動物園の塀際にセンダンの実が落ちていました。[写真1]

7年前にも,この場所にたくさんのセンダンの実が落ちていました。(→2005年1月14日
その時は周りを見回しても,それらしき木がなくて,どうしてセンダンの実がかたまって落ちているのか不思議でした。

今回,頭上を見上げると,張り出した枝にセンダンの実がついています。[写真2]
前回は実がすべて落ちしまっていて,わからなかっただけだったのですね。
センダンの名は「千団子」からきたという説があるように,大きく張り出した枝に黄色い実がたくさんついているのが特徴です。
しかしこの木はどういうわけか実つきがよくなくて,若干貧相な枝ぶりです。

多田多恵子著『身近な草木の実とタネハンドブック』(2010年)には,センダンの実について次のように書いてありました。

西日本の暖地に多い木で,ことわざの栴檀(せんだん)とは別物。冬枯れの梢に黄白色の実が目立つ。鳥が食べる実には人気順位があるが,これは不人気の部類で,年が明けて実も乾きかけた頃にやっとヒヨドリやムクドリが飛来する。白くべとつく果肉はかすかに甘いと同時に苦くてえぐく,有毒成分を含む。中には6稜のあるごつい核が1個あり,種子を6つ含む。初夏の花は美しい。
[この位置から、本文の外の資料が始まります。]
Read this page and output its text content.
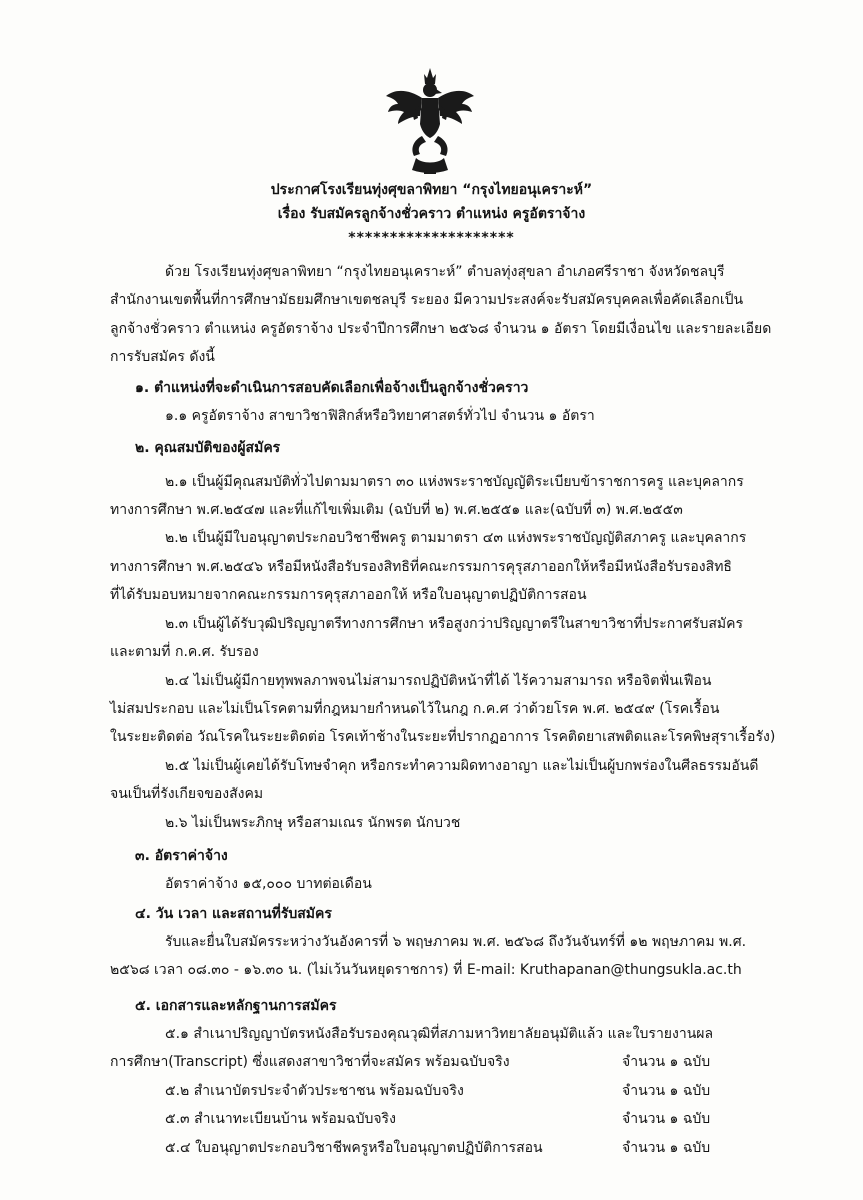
ประกาศโรงเรียนทุ่งศุขลาพิทยา “กรุงไทยอนุเคราะห์”
เรื่อง รับสมัครลูกจ้างชั่วคราว ตำแหน่ง ครูอัตราจ้าง
********************
ด้วย โรงเรียนทุ่งศุขลาพิทยา “กรุงไทยอนุเคราะห์” ตำบลทุ่งสุขลา อำเภอศรีราชา จังหวัดชลบุรี
สำนักงานเขตพื้นที่การศึกษามัธยมศึกษาเขตชลบุรี ระยอง มีความประสงค์จะรับสมัครบุคคลเพื่อคัดเลือกเป็น
ลูกจ้างชั่วคราว ตำแหน่ง ครูอัตราจ้าง ประจำปีการศึกษา ๒๕๖๘ จำนวน ๑ อัตรา โดยมีเงื่อนไข และรายละเอียด
การรับสมัคร ดังนี้
๑. ตำแหน่งที่จะดำเนินการสอบคัดเลือกเพื่อจ้างเป็นลูกจ้างชั่วคราว
๑.๑ ครูอัตราจ้าง สาขาวิชาฟิสิกส์หรือวิทยาศาสตร์ทั่วไป จำนวน ๑ อัตรา
๒. คุณสมบัติของผู้สมัคร
๒.๑ เป็นผู้มีคุณสมบัติทั่วไปตามมาตรา ๓๐ แห่งพระราชบัญญัติระเบียบข้าราชการครู และบุคลากร
ทางการศึกษา พ.ศ.๒๕๔๗ และที่แก้ไขเพิ่มเติม (ฉบับที่ ๒) พ.ศ.๒๕๕๑ และ(ฉบับที่ ๓) พ.ศ.๒๕๕๓
๒.๒ เป็นผู้มีใบอนุญาตประกอบวิชาชีพครู ตามมาตรา ๔๓ แห่งพระราชบัญญัติสภาครู และบุคลากร
ทางการศึกษา พ.ศ.๒๕๔๖ หรือมีหนังสือรับรองสิทธิที่คณะกรรมการคุรุสภาออกให้หรือมีหนังสือรับรองสิทธิ
ที่ได้รับมอบหมายจากคณะกรรมการคุรุสภาออกให้ หรือใบอนุญาตปฏิบัติการสอน
๒.๓ เป็นผู้ได้รับวุฒิปริญญาตรีทางการศึกษา หรือสูงกว่าปริญญาตรีในสาขาวิชาที่ประกาศรับสมัคร
และตามที่ ก.ค.ศ. รับรอง
๒.๔ ไม่เป็นผู้มีกายทุพพลภาพจนไม่สามารถปฏิบัติหน้าที่ได้ ไร้ความสามารถ หรือจิตฟั่นเฟือน
ไม่สมประกอบ และไม่เป็นโรคตามที่กฎหมายกำหนดไว้ในกฎ ก.ค.ศ ว่าด้วยโรค พ.ศ. ๒๕๔๙ (โรคเรื้อน
ในระยะติดต่อ วัณโรคในระยะติดต่อ โรคเท้าช้างในระยะที่ปรากฏอาการ โรคติดยาเสพติดและโรคพิษสุราเรื้อรัง)
๒.๕ ไม่เป็นผู้เคยได้รับโทษจำคุก หรือกระทำความผิดทางอาญา และไม่เป็นผู้บกพร่องในศีลธรรมอันดี
จนเป็นที่รังเกียจของสังคม
๒.๖ ไม่เป็นพระภิกษุ หรือสามเณร นักพรต นักบวช
๓. อัตราค่าจ้าง
อัตราค่าจ้าง ๑๕,๐๐๐ บาทต่อเดือน
๔. วัน เวลา และสถานที่รับสมัคร
รับและยื่นใบสมัครระหว่างวันอังคารที่ ๖ พฤษภาคม พ.ศ. ๒๕๖๘ ถึงวันจันทร์ที่ ๑๒ พฤษภาคม พ.ศ.
๒๕๖๘ เวลา ๐๘.๓๐ - ๑๖.๓๐ น. (ไม่เว้นวันหยุดราชการ) ที่ E-mail: Kruthapanan@thungsukla.ac.th
๕. เอกสารและหลักฐานการสมัคร
๕.๑ สำเนาปริญญาบัตรหนังสือรับรองคุณวุฒิที่สภามหาวิทยาลัยอนุมัติแล้ว และใบรายงานผล
การศึกษา(Transcript) ซึ่งแสดงสาขาวิชาที่จะสมัคร พร้อมฉบับจริง	จำนวน ๑ ฉบับ
๕.๒ สำเนาบัตรประจำตัวประชาชน พร้อมฉบับจริง	จำนวน ๑ ฉบับ
๕.๓ สำเนาทะเบียนบ้าน พร้อมฉบับจริง	จำนวน ๑ ฉบับ
๕.๔ ใบอนุญาตประกอบวิชาชีพครูหรือใบอนุญาตปฏิบัติการสอน	จำนวน ๑ ฉบับ
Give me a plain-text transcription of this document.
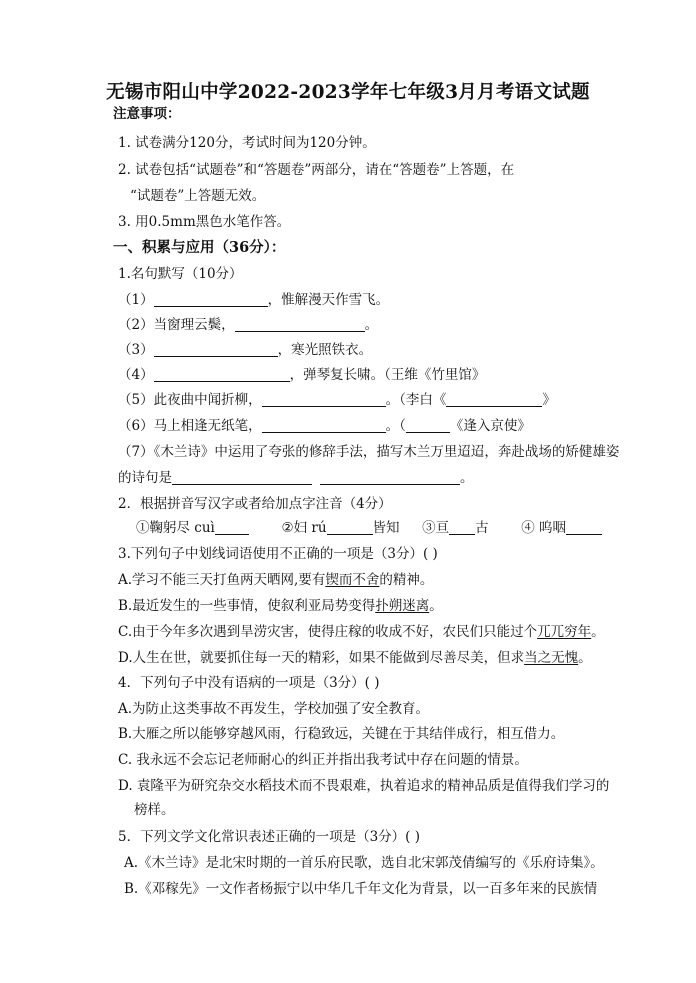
无锡市阳山中学2022-2023学年七年级3月月考语文试题
注意事项：
1. 试卷满分120分，考试时间为120分钟。
2. 试卷包括“试题卷”和“答题卷”两部分，请在“答题卷”上答题，在
“试题卷”上答题无效。
3. 用0.5mm黑色水笔作答。
一、积累与应用（36分）：
1.名句默写（10分）
（1）	，惟解漫天作雪飞。
（2）当窗理云鬓，	。
（3）	，寒光照铁衣。
（4）	，弹琴复长啸。（王维《竹里馆》
（5）此夜曲中闻折柳，	。（李白《	》
（6）马上相逢无纸笔，	。（	《逢入京使》
（7）《木兰诗》中运用了夸张的修辞手法，描写木兰万里迢迢，奔赴战场的矫健雄姿
的诗句是	。
2．根据拼音写汉字或者给加点字注音（4分）
①鞠躬尽 cuì	②妇 rú	皆知 ③亘 古 ④ 呜咽
3.下列句子中划线词语使用不正确的一项是（3分）( )
A.学习不能三天打鱼两天晒网,要有锲而不舍的精神。
B.最近发生的一些事情，使叙利亚局势变得扑朔迷离。
C.由于今年多次遇到旱涝灾害，使得庄稼的收成不好，农民们只能过个兀兀穷年。
D.人生在世，就要抓住每一天的精彩，如果不能做到尽善尽美，但求当之无愧。
4．下列句子中没有语病的一项是（3分）( )
A.为防止这类事故不再发生，学校加强了安全教育。
B.大雁之所以能够穿越风雨，行稳致远，关键在于其结伴成行，相互借力。
C. 我永远不会忘记老师耐心的纠正并指出我考试中存在问题的情景。
D. 袁隆平为研究杂交水稻技术而不畏艰难，执着追求的精神品质是值得我们学习的
榜样。
5．下列文学文化常识表述正确的一项是（3分）( )
A.《木兰诗》是北宋时期的一首乐府民歌，选自北宋郭茂倩编写的《乐府诗集》。
B.《邓稼先》一文作者杨振宁以中华几千年文化为背景，以一百多年来的民族情
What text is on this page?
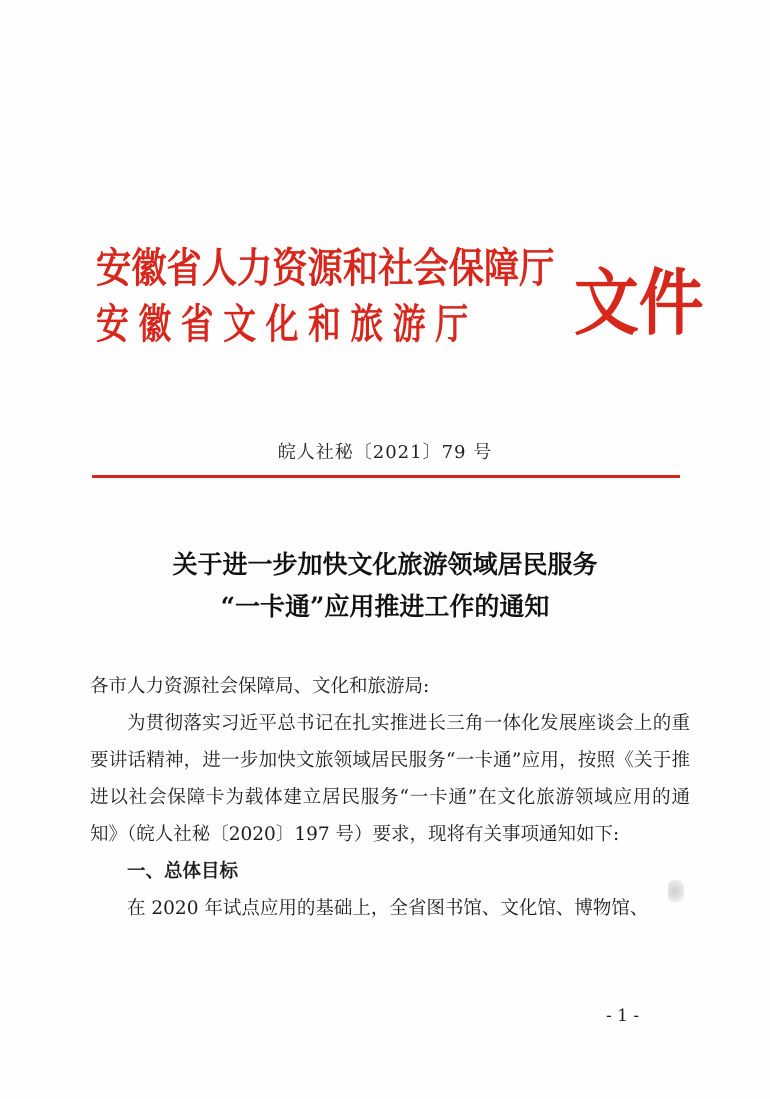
安徽省人力资源和社会保障厅
安徽省文化和旅游厅	文件
皖人社秘〔2021〕79 号
关于进一步加快文化旅游领域居民服务
“一卡通”应用推进工作的通知

各市人力资源社会保障局、文化和旅游局:

为贯彻落实习近平总书记在扎实推进长三角一体化发展座谈会上的重要讲话精神，进一步加快文旅领域居民服务“一卡通”应用，按照《关于推进以社会保障卡为载体建立居民服务“一卡通”在文化旅游领域应用的通知》（皖人社秘〔2020〕197 号）要求，现将有关事项通知如下:

一、总体目标

在 2020 年试点应用的基础上，全省图书馆、文化馆、博物馆、

- 1 -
果肉は「かすかに甘いと同時に苦くてえぐ」いと書いてあります。
実際に舐めてみる気になりませんが,センダンの果実を苦楝子(くれんし)ともいうので,実際に苦いのだと思います。
「有毒成分」は薬にもなります。
平凡社『世界大百科事典』(2006年)には,次のように書いてありました。

生薬ではセンダンの果実を苦楝子(くれんし),樹皮を苦楝皮と呼ぶ。いずれもトリテルペノイドを含む。果実はほかの生薬を配合して,消化器疾患,肝炎,胆嚢炎などに鎮痛薬として,またカイチュウ駆除薬とする。樹皮は単独であるいは他の生薬と配合して,カイチュウ駆除に,またがんこな皮膚湿疹や疥癬(かいせん)などに外用する。

東京化学同人『化学辞典』(1994年)には,トリテルペン(トリペノイド)の解説の中に次のようにありました。

よく知られた化合物としては,ステロイドホルモン,ビタミンD,胆汁酸,コレステロール,昆虫脱皮ホルモンであるエクジソンなどのステロイド,種々のサポニン,アンブレイン,抗生物質フシジン酸,植物の苦味成分であるクワシノイドやリモノイド(limonoid),五環性トリテルペンであるオレアノール酸,フリーデリン,ルペオール,ホパン,タラキサステロールなどがある。

ステロイドは皮膚病の治療薬として,よく用いられていますよね。
センダンの実が,昔からひび,あかぎれ,しもやけの民間治療薬として用いられていたことと関わりがあるのでしょうか。